To compare the prognostic utility of the 2-[(18)F] fluoro-2-deoxy-D: -glucose (FDG) maximum standardized uptake value (SUV(max)), primary gross tumor volume (GTV), and FDG metabolic tumor volume (MTV) for disease control and survival in patients with head and neck squamous cell carcinoma (HNSCC) undergoing intensity-modulated radiotherapy (IMRT).


Between 2007 and 2011, 41 HNSCC patients who underwent a staging positron emission tomography with computed tomography and definitive IMRT were identified. Local (LC), nodal (NC), distant (DC), and overall (OC) control, overall survival (OS), and disease-free survival (DFS) were assessed using the Kaplan-Meier product-limit method.
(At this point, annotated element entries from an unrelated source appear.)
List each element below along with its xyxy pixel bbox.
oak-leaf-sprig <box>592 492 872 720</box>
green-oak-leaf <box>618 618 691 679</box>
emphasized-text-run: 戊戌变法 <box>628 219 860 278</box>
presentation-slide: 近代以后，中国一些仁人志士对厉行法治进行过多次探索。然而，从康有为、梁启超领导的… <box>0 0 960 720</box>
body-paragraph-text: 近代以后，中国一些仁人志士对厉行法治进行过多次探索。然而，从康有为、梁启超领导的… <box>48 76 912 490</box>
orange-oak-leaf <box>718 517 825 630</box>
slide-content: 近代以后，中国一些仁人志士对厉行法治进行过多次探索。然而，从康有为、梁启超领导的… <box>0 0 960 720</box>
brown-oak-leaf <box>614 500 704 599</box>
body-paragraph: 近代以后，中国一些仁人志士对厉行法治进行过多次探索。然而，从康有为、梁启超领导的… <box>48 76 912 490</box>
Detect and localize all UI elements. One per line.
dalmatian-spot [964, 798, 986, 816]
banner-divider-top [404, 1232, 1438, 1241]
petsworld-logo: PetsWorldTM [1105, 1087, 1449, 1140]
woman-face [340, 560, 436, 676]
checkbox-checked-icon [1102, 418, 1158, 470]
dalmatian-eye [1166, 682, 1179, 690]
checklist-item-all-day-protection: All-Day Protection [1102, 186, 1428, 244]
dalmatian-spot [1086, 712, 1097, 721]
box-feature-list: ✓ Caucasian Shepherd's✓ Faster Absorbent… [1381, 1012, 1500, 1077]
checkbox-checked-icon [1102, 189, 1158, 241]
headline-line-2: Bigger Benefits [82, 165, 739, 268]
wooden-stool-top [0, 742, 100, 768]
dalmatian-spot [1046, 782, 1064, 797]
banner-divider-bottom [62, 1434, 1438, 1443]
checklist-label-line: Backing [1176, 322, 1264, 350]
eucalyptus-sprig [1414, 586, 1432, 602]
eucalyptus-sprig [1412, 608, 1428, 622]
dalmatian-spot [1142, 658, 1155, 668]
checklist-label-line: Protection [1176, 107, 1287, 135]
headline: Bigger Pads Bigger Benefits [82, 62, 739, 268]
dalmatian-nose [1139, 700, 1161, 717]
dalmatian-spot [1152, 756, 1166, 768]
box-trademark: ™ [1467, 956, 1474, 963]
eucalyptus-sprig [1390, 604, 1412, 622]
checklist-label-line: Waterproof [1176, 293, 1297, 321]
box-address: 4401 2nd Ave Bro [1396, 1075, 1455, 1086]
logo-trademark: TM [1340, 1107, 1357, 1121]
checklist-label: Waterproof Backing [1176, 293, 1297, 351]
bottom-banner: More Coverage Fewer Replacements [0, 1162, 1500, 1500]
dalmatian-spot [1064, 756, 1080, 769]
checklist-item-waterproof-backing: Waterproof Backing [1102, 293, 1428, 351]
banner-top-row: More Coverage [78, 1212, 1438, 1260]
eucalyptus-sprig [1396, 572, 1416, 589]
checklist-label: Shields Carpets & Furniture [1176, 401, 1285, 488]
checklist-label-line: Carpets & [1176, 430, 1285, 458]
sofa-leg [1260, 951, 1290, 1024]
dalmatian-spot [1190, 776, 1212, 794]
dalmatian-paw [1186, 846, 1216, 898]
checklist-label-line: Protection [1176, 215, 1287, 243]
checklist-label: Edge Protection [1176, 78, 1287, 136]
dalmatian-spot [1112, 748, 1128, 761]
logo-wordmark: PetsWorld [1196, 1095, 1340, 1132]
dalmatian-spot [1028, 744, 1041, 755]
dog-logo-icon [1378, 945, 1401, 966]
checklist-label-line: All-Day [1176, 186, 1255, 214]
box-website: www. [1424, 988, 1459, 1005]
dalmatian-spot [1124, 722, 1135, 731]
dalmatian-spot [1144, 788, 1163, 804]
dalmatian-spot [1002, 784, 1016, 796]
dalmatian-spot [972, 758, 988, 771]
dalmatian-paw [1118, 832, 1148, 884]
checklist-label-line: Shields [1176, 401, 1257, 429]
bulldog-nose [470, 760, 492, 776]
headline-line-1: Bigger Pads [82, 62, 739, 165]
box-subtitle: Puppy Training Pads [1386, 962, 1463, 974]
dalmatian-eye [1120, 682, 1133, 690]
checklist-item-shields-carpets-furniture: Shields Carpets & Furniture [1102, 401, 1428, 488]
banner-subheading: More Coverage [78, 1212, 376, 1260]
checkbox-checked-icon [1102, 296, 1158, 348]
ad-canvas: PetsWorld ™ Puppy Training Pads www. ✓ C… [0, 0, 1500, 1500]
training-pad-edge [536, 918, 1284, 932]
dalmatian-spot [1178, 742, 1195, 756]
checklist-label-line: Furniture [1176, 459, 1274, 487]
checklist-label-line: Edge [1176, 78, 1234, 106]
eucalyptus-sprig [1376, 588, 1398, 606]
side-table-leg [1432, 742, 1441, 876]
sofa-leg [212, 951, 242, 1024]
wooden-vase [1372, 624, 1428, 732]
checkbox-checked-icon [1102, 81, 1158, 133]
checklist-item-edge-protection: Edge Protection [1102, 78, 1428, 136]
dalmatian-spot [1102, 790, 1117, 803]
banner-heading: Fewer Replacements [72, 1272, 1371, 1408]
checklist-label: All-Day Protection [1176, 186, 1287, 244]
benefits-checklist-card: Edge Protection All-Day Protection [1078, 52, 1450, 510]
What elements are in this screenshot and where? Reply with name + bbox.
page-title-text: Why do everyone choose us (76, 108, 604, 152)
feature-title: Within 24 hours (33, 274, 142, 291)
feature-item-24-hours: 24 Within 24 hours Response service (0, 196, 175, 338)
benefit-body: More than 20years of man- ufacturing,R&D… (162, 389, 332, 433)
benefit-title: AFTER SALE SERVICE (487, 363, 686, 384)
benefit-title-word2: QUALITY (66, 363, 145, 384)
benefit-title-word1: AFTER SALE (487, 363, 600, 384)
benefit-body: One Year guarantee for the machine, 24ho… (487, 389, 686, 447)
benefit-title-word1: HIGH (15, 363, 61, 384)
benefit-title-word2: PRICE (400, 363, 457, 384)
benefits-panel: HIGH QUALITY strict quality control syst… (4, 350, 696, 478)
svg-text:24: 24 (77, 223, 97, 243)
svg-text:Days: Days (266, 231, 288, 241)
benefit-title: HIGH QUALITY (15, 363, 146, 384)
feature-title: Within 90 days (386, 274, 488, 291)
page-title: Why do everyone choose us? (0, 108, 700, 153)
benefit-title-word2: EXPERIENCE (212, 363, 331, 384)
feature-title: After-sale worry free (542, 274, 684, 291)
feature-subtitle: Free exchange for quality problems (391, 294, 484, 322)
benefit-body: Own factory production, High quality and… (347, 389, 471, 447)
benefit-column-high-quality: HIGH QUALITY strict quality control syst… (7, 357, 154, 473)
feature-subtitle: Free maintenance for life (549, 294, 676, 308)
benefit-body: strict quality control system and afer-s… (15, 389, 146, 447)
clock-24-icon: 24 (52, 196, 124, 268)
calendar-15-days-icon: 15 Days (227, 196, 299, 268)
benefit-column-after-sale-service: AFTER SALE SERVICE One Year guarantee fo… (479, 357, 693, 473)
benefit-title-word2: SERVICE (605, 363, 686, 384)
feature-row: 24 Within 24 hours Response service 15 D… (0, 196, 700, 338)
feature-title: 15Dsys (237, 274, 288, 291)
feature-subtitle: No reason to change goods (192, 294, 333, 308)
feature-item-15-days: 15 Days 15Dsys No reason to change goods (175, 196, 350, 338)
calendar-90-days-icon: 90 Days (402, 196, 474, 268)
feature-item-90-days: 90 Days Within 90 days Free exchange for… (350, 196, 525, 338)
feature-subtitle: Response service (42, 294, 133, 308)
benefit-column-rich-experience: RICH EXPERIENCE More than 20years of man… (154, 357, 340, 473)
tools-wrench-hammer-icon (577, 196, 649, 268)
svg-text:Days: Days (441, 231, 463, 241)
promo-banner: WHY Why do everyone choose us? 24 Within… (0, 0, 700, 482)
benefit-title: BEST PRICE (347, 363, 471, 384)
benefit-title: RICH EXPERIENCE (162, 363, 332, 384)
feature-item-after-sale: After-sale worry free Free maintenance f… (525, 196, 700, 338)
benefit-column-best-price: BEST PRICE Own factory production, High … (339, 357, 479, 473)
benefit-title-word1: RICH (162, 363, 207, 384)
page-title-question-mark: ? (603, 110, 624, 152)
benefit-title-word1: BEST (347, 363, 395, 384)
With a median follow-up of 24.2 months (range 2.7-56.3 months) local, nodal, and distant recurrences were recorded in 10, 5, and 7 patients, respectively. The median SUV(max), GTV, and MTV were 15.8, 22.2 cc, and 7.2 cc, respectively. SUV(max) did not correlate with LC (p = 0.229) and OS (p = 0.661) when analyzed by median threshold. Patients with smaller GTVs (<22.2 cc) demonstrated improved 2-year actuarial LC rates of 100 versus 56.4 % (p = 0.001) and OS rates of 94.4 versus 65.9 % (p = 0.045). Similarly, a smaller MTV (<7.2 cc) correlated with improved 2-year actuarial LC rates of 100 versus 54.2 % (p < 0.001) and OS rates of 94.7 versus 64.2 % (p = 0.04). Smaller GTV and MTV correlated with improved NC, DC, OC, and DFS, as well.


GTV and MTV demonstrate superior prognostic utility as compared to SUV(max), with larger tumor volumes correlating with inferior local control and overall survival in HNSCC patients treated with definitive IMRT.